Write the event to an outbox table in the same database transaction as the business operation. A separate process reads the outbox and publishes to the message broker.

Outbox pattern:
  1. BEGIN TRANSACTION
       UPDATE orders SET status = 'confirmed' WHERE id = 'abc-123'
       INSERT INTO outbox (id, event_type, payload, created_at, published)
         VALUES ('evt-001', 'OrderConfirmed', '{...}', NOW(), false)
     COMMIT
  
  2. Outbox publisher (separate process):
     SELECT * FROM outbox WHERE published = false ORDER BY created_at
     For each row:
       Publish to message broker
       UPDATE outbox SET published = true WHERE id = 'evt-001'

Outbox with Change Data Capture

Instead of polling the outbox table, use change data capture (CDC) to stream inserts from the outbox table directly to the message broker.

CDC-based outbox:
  Application --> writes to outbox table
  Debezium (CDC) --> reads database transaction log
  Debezium --> publishes to Kafka topic
  
  Advantages:
    No polling delay
    No additional load on database from SELECT queries
    Guaranteed ordering (follows transaction log order)

Wepay uses Debezium with the outbox pattern to ensure that every payment state change is reliably published to Kafka without dual-write inconsistencies.

Outbox Cleanup

The outbox table grows continuously. Implement cleanup for published events.

Cleanup strategies:
  - Delete published rows older than retention period (e.g., 7 days)
  - Partition outbox table by date for efficient drops
  - Archive to cold storage before deletion for audit compliance

Choosing the Right Guarantee

| Guarantee      | Data Loss | Duplicates | Complexity | Throughput |
|----------------|-----------|------------|------------|------------|
| At-most-once   | Possible  | None       | Low        | Highest    |
| At-least-once  | None      | Possible   | Medium     | High       |
| Exactly-once   | None      | None       | High       | Lower      |

Most production systems use at-least-once delivery with idempotent consumers. This gives the reliability of exactly-once processing with the throughput and simplicity of at-least-once delivery.

Common Pitfalls

  • Assuming the broker handles exactly-once for you. Even Kafka's exactly-once only works within the Kafka ecosystem. Cross-system writes need application-level idempotency.
  • Unbounded deduplication tracking. Storing every message ID forever consumes unbounded storage.

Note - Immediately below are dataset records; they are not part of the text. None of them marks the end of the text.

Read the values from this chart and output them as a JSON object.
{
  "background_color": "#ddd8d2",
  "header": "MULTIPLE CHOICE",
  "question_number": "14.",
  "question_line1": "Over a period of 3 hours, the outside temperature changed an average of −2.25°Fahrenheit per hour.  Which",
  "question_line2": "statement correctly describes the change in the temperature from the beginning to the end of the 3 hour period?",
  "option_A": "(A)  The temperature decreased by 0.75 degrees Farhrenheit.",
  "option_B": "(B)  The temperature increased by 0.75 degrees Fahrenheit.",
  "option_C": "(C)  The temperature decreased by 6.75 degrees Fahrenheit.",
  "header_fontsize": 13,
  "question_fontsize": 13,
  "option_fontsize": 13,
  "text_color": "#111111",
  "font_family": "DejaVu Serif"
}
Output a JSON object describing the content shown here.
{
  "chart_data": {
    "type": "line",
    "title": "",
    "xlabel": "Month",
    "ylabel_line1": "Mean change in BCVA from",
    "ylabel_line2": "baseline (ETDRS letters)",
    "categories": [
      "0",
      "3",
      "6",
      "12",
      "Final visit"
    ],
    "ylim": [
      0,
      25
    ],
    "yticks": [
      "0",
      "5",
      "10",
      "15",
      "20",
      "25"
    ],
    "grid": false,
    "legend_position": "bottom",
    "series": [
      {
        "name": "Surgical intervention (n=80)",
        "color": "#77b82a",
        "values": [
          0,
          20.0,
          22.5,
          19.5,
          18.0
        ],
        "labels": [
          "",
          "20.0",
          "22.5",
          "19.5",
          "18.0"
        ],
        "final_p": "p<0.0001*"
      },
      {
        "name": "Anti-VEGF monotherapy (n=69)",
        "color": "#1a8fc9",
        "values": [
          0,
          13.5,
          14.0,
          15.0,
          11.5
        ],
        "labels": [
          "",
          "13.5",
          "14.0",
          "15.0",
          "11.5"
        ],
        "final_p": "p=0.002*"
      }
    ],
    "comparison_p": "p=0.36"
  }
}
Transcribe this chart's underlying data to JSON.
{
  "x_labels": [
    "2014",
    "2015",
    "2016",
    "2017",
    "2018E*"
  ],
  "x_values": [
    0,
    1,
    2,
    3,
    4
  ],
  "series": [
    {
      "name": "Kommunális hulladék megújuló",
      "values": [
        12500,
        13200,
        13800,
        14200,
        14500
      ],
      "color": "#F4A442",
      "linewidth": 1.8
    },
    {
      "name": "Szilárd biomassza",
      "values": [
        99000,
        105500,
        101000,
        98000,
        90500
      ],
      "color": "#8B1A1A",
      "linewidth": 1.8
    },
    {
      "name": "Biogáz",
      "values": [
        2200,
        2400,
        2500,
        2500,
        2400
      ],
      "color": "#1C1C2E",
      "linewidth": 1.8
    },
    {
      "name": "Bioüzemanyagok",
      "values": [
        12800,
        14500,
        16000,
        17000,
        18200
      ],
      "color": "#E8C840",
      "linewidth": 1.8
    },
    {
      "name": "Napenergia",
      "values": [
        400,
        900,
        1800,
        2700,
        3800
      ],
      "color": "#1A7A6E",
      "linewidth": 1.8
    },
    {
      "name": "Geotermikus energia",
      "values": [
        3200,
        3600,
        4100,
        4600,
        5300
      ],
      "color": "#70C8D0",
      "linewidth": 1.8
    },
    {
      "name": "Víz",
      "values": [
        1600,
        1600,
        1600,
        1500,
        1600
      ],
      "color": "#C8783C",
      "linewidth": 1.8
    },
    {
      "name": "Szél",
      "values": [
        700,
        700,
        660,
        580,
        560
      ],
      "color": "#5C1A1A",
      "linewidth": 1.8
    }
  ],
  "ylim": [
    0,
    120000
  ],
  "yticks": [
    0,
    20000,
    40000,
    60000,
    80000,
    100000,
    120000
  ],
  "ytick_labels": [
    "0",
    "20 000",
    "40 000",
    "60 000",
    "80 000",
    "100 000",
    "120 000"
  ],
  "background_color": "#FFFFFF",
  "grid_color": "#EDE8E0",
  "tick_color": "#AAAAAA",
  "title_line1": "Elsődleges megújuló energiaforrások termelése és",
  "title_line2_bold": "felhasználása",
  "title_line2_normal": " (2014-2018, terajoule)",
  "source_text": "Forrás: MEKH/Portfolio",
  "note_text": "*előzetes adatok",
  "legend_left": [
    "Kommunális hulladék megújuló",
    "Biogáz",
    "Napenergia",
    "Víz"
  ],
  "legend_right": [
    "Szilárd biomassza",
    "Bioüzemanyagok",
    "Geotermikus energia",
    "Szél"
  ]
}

Define a deduplication window and prune old entries.
  • Non-atomic outbox writes. Writing to the outbox outside the business transaction defeats the purpose. The outbox insert must be in the same transaction as the business operation.
  • Idempotency keys that are too broad or too narrow. A key per request is correct. A key per user is too broad (blocks legitimate operations). A key per message is too narrow (does not catch application-level retries).
  • Ignoring redelivery during deployments. Rolling deployments cause consumer restarts. Uncommitted offsets lead to reprocessing. Always design for redelivery.
  • Testing only the happy path. Delivery guarantee failures happen during network partitions, broker failovers, and consumer crashes. Test these failure modes explicitly.

Key Takeaways

  • At-most-once is fire-and-forget. At-least-once retries until confirmed. Exactly-once requires coordination between producer, broker, and consumer.
  • Idempotency is the most important design principle for reliable messaging. Make consumers safe to call multiple times with the same input.
  • The outbox pattern solves the dual-write problem by combining business writes and event publishing in a single database transaction.
  • Deduplication windows must be bounded. Track message IDs for a defined period, not forever.
  • Default to at-least-once with idempotent consumers. Only invest in exactly-once semantics when the business cost of duplicates exceeds the engineering cost of preventing them.